Dito isso, deixou Jin Yao protegida e saiu sozinha, vestindo um manto de invisibilidade ao adentrar a névoa, até que sua figura sumiu de vista.
Jin Yao assentiu atônita, sentindo-se ligeiramente aliviada.
Ainda bem, pelo menos Bai Lan não queria matá-la.
Bai Lan pensara em usar a arma em forma de arco que ganhara recentemente, escondendo-se sob o escudo dourado para atacar os inimigos à distância.
Mas parecia que sempre havia alguém disposto a usar artifícios de névoa ou areia para tentar pegá-la de surpresa.
No fim, era mais rápido usar a Lança Quebra-Almas para recolher os anéis de armazenamento; e ela já suspeitava que não enfrentaria apenas cultivadores de Refinamento do Qi, então era melhor resolver logo.
Expandindo sua percepção espiritual, sentiu a presença de sete ou oito cultivadores de Refinamento do Qi; todos tinham seus olhares fixos no escudo dourado, chamativo em meio à névoa.
Jin Yao observava feitiços e talismãs colidindo sem parar contra o escudo, as cores iridescentes dissipando-se como fumaça ao contato, sem causar nenhum dano.
Ainda bem que a arma que seu pai dera a Bai Lan era de qualidade garantida, sem adulterações; do contrário, ela já estaria perdida.
Quando finalmente relaxou, um grito agudo ecoou de algum ponto remoto da névoa, sumindo tão rápido quanto surgiu.
Ela se assustou, mas, ao perceber que não era a voz de Bai Lan, apenas a de um homem desconhecido, ficou aliviada.
Quase a cada quinze minutos, novos gritos surgiam de diferentes direções na névoa.

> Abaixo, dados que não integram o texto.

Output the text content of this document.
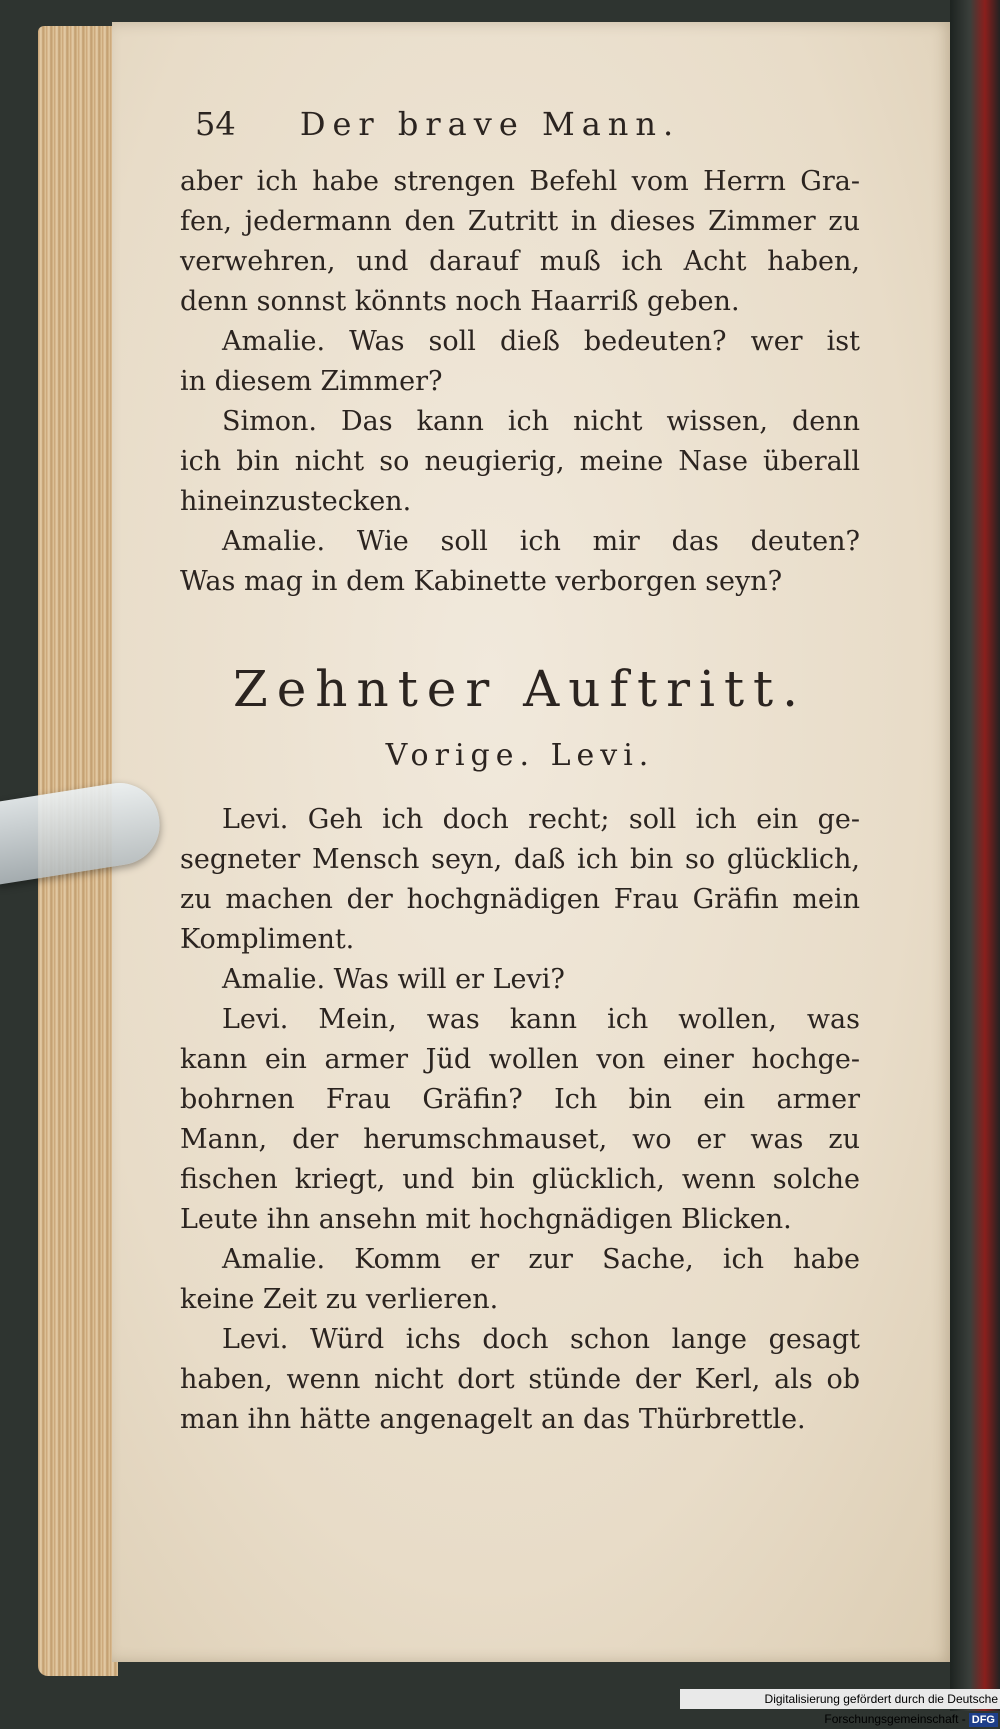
54	Der brave Mann.
aber ich habe strengen Befehl vom Herrn Gra-
fen, jedermann den Zutritt in dieses Zimmer zu
verwehren, und darauf muß ich Acht haben,
denn sonnst könnts noch Haarriß geben.
Amalie. Was soll dieß bedeuten? wer ist
in diesem Zimmer?
Simon. Das kann ich nicht wissen, denn
ich bin nicht so neugierig, meine Nase überall
hineinzustecken.
Amalie. Wie soll ich mir das deuten?
Was mag in dem Kabinette verborgen seyn?
Zehnter Auftritt.
Vorige. Levi.
Levi. Geh ich doch recht; soll ich ein ge-
segneter Mensch seyn, daß ich bin so glücklich,
zu machen der hochgnädigen Frau Gräfin mein
Kompliment.
Amalie. Was will er Levi?
Levi. Mein, was kann ich wollen, was
kann ein armer Jüd wollen von einer hochge-
bohrnen Frau Gräfin? Ich bin ein armer
Mann, der herumschmauset, wo er was zu
fischen kriegt, und bin glücklich, wenn solche
Leute ihn ansehn mit hochgnädigen Blicken.
Amalie. Komm er zur Sache, ich habe
keine Zeit zu verlieren.
Levi. Würd ichs doch schon lange gesagt
haben, wenn nicht dort stünde der Kerl, als ob
man ihn hätte angenagelt an das Thürbrettle.
Digitalisierung gefördert durch die Deutsche Forschungsgemeinschaft - DFG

Jin Yao ficou atônita. Achava que estava cercada por cultivadores malignos, mas agora parecia ser o oposto.
Olhou para as pedras espirituais aos seus pés e viu que já estavam quase no fim.
Dentro da névoa, dos sete ou oito cultivadores de Refinamento do Qi, quase todos haviam perecido; restavam apenas dois.
Um deles, mais esperto, percebeu o perigo a tempo e fugiu.
O outro era o responsável por liberar a névoa desde o início.
O cultivador de preto franziu o cenho. Aquela névoa, pensada para confundir o inimigo, parecia ter se voltado contra seus próprios aliados.
Mas não era tão grave — afinal, os mortos eram colegas de profissão, e nesta área ninguém se importava com a vida do outro.
Ainda assim, se continuasse assim, o próximo a morrer seria ele.
Agora estava sozinho. Ainda bem que aquela cultivadora não o encontrara até então; devia ser porque seu sentido espiritual não era forte o bastante para localizá-lo.
Relaxe, pensou, tirando de seu saco de armazenamento um frasco de jade azul. Com um gesto, fez o frasco flutuar e começou a recolher a névoa em seu interior.
A paisagem ao redor foi se tornando mais nítida à medida que a névoa sumia.
— Hm? Achei que fosse algum feitiço, mas é só um artefato espiritual. Muito interessante, gostei disso — soou uma voz juvenil e animada atrás dele.
O cultivador de preto estremeceu, quase deixando cair o frasco.
A cultivadora não o havia ignorado, mas sim deixado para o final!
— Quem está aí?!
Virou-se em pânico, mas não viu ninguém.
— Calma, só quero conversar um pouco. Relaxe — disse a voz, com leveza.
Uma lança surgiu de repente, apontando direto para seu coração.
Percebendo o perigo, o cultivador desviou, tentando fugir, mas cipós brotaram do chão e o prenderam por um instante.
Nem teve tempo de ativar seu escudo defensivo; a lança flamejante já havia atravessado seu coração.